Trending Topics | What You Should Know about Brain Health and Person-Centric Wellness
There is a new vision of wellness in active aging.
Recently The Mather Institute proposed that it is time to dispense with a traditional definition of wellness and adopt one driven by “the process of engaging in behaviors and decisions that enable people to reach their full potential.” Their excellent overview defines a new model of wellness that is “person-centric,” focused on the individual and the drivers that motivate all of us to move towards vital, purposeful living.
How does Mather’s vision of person-centric wellness impact how we think about brain health training? In fact, it is a perfect fit. This new perspective spotlights much of what we know are best practices for supporting individuals seeking to stay sharp, lower their dementia risk, or live well with memory challenge. Here are a few ways this forward-looking model aligns with what we know brings everyone better cognitive wellness.
Brain fitness is always personal
Cognitive wellness is a broad concept, with multiple, overlapping ways we can all engage to think better and live more vitally. These include making lifestyle choices that impact our dementia risk, training our thinking skills with targeted workouts, using memory strategies to rev up recall, and exploring the third age challenges that fuel psychological growth.

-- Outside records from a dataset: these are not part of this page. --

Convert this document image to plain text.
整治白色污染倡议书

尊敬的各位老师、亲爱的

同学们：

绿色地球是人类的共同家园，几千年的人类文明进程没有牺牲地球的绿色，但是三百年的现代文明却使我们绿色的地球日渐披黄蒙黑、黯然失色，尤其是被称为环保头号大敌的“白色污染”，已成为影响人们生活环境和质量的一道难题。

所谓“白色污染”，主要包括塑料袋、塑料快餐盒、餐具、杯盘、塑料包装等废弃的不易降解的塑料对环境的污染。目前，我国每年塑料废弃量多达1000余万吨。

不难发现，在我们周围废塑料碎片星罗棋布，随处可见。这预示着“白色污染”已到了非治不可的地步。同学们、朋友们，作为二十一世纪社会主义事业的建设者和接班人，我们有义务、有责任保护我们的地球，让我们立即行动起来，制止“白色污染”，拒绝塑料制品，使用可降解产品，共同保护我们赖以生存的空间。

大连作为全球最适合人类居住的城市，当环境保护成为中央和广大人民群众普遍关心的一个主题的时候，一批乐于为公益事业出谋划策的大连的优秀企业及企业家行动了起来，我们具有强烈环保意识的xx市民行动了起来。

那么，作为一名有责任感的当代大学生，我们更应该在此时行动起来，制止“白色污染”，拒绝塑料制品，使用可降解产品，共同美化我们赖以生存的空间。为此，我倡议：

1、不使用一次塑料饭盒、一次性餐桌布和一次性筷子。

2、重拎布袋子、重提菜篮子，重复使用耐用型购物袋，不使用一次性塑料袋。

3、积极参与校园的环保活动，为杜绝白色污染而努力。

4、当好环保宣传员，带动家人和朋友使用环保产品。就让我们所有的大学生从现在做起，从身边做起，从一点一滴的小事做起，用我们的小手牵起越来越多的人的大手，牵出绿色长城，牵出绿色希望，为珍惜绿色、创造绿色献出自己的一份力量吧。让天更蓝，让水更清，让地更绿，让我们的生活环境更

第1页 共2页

Because cognitive fitness spreads such a big tent, the pursuit of better brain health is necessarily personal. All of us come to our “brain health baseline” with personal strengths, needs, and interests. And there is more than enough room for each of us to determine our ever-evolving journey towards better cognitive vitality. Shifting our professional perspective to acknowledge that everyone is empowered to forge their own path to better brain fitness should be the first step to any cognitive training program. Next, we need to align what we offer to ensure we provide robust opportunities that motivate everyone to find a way to boost their brainpower. This includes introductory how-to classes about the ways we can build better brain fitness as well as multiple, sustainable ways folks can find their own path forward, whether that includes working out at the gym, joining a museum trip, learning how they can remember names better, or deciding to be more social and joining some new friends for dinner.
Individualized measures of success matter more
A person-centric approach asks us to re-think how we measure success by focusing on metrics that reflect individual achievement over community-based measurements, such as attendance. This emphasis on individualized measures of success aligns well with a best practices brain health approach. First, person-centric wellness highlights the motivational value of personal achievement. Simply put, if we feel we are making gains, we are more inclined to keep at it.
Since we know brain training goals are personal, measures that reflect the individual’s sense of achievement give us a more effective way to assess impact, as well as useful benchmarks to further customize what we offer. In addition, we know that good brain training always extends beyond the classroom. Students must apply what they learn to truly experience achievement. For example, while we may learn a strategy to rev up our recall for names, mastering that strategy relies on practicing it as we meet people in our daily lives. Knowing if someone was present in a classroom doesn’t tell us the real impact of training in the same way as tapping qualitative, personal outcomes such as daily habit changes, self-efficacy, or even simply whether a program met their objectives and was a satisfying experience.
The delivery context is critical
How integrated is your healthy living initiative to your community experience? A person-centric model asks that we consider the context in which wellness is delivered, knowing that promoting healthier living cannot not take place in a vacuum. This is true for brain health practices as well. Helping everyone boost brainpower must go beyond what’s on the calendar to all aspects of your community, including the environment and culture. If you teach folks the ways they can eat for better brain health but there is little choice on the menu beyond comfort foods, there is a disconnect between what they are learning and the opportunity they have to profit from it.
Try looking at all aspects of your community through a brain healthy lens. How does your location encourage enjoying the outdoors? Is your culture memory friendly, with things such as clearly marked signage for easier wayfinding or a fun, community-wide habit that makes it easier for everyone to learn names? Are you finding ways to surprise everyone with “pop up” creative activities that challenge and delight their minds? Are the social areas welcoming to all, or the exclusive realm of groups that may leave others feeling isolated? Creating a context that supports brain healthy living is mission critical to helping all minds thrive in your community.
At the beginning of every journey to cognitive vitality is someone’s desire to take better care of themselves. Understanding that as well as how to best provide the tools they need for success is at the heart of wellness, no matter how it is viewed.